Monday, December 31, 2007

Experimental Writing

I’m trying to see if this is my writing place and time.

Obviously I did not drink enough tonight. My professor, the lapsed Jesuit Priest, who gave up organized religion for a stab at screenwriting, said that I’ve got to find my writing place and time. While at numerous bars tonight, we chatted about whether or not we’d changed since high school. Someone concluded that the drinking age is 21 so that with dignity you can edge off the fact that you haven’t accomplished at 21 what you thought you would’ve accomplished when you were 16-going-on-21. I like to think I have changed since high school; Rachel told me that I am more optimistic. I only hesitated to consider the potential poem I might construct after dropping a nickel in a parking meter to purchase 120 seconds. I wonder what it would be like to give up priesthood to teach a creative writing class at a mediocre university? Maybe not as bad as receiving a text message from Annie stating that she couldn’t make it to my birthday party because she had to eat reheated Popeye’s chicken with her future mother-in-law. I walked out of that screenwriting class already certain that I would drop. There was a pale kid in the front row who kept interrupting Father to talk about the film noir and horror films he was writing. I could tell that he hadn’t seen sunlight in years. I didn’t want to chance being paired with him as a workshop buddy.
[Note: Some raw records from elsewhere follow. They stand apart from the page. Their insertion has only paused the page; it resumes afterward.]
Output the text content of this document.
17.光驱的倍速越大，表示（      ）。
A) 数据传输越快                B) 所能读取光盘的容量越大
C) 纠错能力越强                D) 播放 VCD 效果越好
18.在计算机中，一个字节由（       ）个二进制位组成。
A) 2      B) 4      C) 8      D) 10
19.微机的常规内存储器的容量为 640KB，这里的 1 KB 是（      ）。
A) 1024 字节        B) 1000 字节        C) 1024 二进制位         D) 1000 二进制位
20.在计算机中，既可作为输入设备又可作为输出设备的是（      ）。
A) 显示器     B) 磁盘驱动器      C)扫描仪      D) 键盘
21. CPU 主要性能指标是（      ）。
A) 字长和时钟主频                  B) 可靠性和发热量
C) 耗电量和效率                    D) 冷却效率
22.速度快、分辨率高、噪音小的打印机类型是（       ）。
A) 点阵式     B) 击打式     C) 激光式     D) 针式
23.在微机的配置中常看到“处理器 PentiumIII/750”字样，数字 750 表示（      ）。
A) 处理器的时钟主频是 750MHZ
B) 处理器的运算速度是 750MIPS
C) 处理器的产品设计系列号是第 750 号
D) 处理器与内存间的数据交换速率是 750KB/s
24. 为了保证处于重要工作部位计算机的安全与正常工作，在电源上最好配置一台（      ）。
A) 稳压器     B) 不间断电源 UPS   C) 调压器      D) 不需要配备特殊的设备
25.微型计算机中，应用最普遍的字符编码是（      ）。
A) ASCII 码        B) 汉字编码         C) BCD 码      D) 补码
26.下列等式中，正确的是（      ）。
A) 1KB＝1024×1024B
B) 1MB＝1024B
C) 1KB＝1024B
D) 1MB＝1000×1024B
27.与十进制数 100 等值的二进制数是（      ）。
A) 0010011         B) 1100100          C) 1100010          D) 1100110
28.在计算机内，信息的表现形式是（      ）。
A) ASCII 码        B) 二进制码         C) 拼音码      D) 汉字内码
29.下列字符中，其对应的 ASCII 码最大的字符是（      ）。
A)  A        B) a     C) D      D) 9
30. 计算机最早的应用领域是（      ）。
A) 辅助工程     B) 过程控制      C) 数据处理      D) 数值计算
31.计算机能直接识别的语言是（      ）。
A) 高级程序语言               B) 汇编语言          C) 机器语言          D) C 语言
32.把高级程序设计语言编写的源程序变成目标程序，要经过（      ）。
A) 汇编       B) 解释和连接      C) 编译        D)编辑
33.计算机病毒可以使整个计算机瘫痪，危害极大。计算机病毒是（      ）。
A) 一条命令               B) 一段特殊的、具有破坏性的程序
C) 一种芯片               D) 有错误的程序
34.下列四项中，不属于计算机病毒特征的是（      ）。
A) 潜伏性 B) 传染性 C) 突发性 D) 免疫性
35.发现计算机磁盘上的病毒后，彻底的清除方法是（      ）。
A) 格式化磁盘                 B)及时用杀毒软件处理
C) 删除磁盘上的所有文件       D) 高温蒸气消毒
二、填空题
I’ve done my time with the creative types.

Down the coast in three days: Seattle to Phoenix
“Leanne sigh some more,
Use that air to push us through
Frisbee and Palm Springs”
-H.


3. L.
Hey yellow Corvette—
Hey, you drive like an asshole
Right lane, bitch, right lane

5. L.
Aviator shades
Sinister monkey eyebrows
Sticky forehead bangs

8. L.
Oh wow oh wow oh
my god oh my god oh my
this is great oh wow

13. L. (Skittles)
Feed me a little
Bit of the rainbow, oh yeah
Place it in my mouf

15. L.
How, asked the wise owl,
Many licks will it take to
Finish this haiku?

18. L.
It is too early
To write a decent haiku
Road trip hangover

19. L.
Smog-masked mountain views
The ants keep marching—hoorah—
Bumper by bumper

21. L.
no inspiration
in the City of Angels
the rush hour commute

23. L.
Velvet hotel walls,
Fiona A’s paper bag
holds forty ounces

24. L.
Hank! Welcome to the
Optimist’s Club! Do you take
Your whiskey half-full?

A staple of a good liberal arts education

While standing in a supermarket checkout lane trying to silence your roaring stomach after a foodless ten hours spent at a mindless job, rather than murdering the screaming baby and its mother on her cell phone, you will clutch the disease-caked handle of your shopping cart—the one with the squeaky left wheel—and inhale the situation with a sprinkle of humanity. Whereas the asshole who practically runs you over with his SUV in the parking lot, the one who is clearly not an English major, will not. He also won’t be able to interpret the scene in a series on run-on sentences, pretentiously linked with semicolons; nor will he be able to guzzle adjectives with the same reverence that he guzzles gas. And when you look at it that way, the money and time you spent on your degree has really paid off.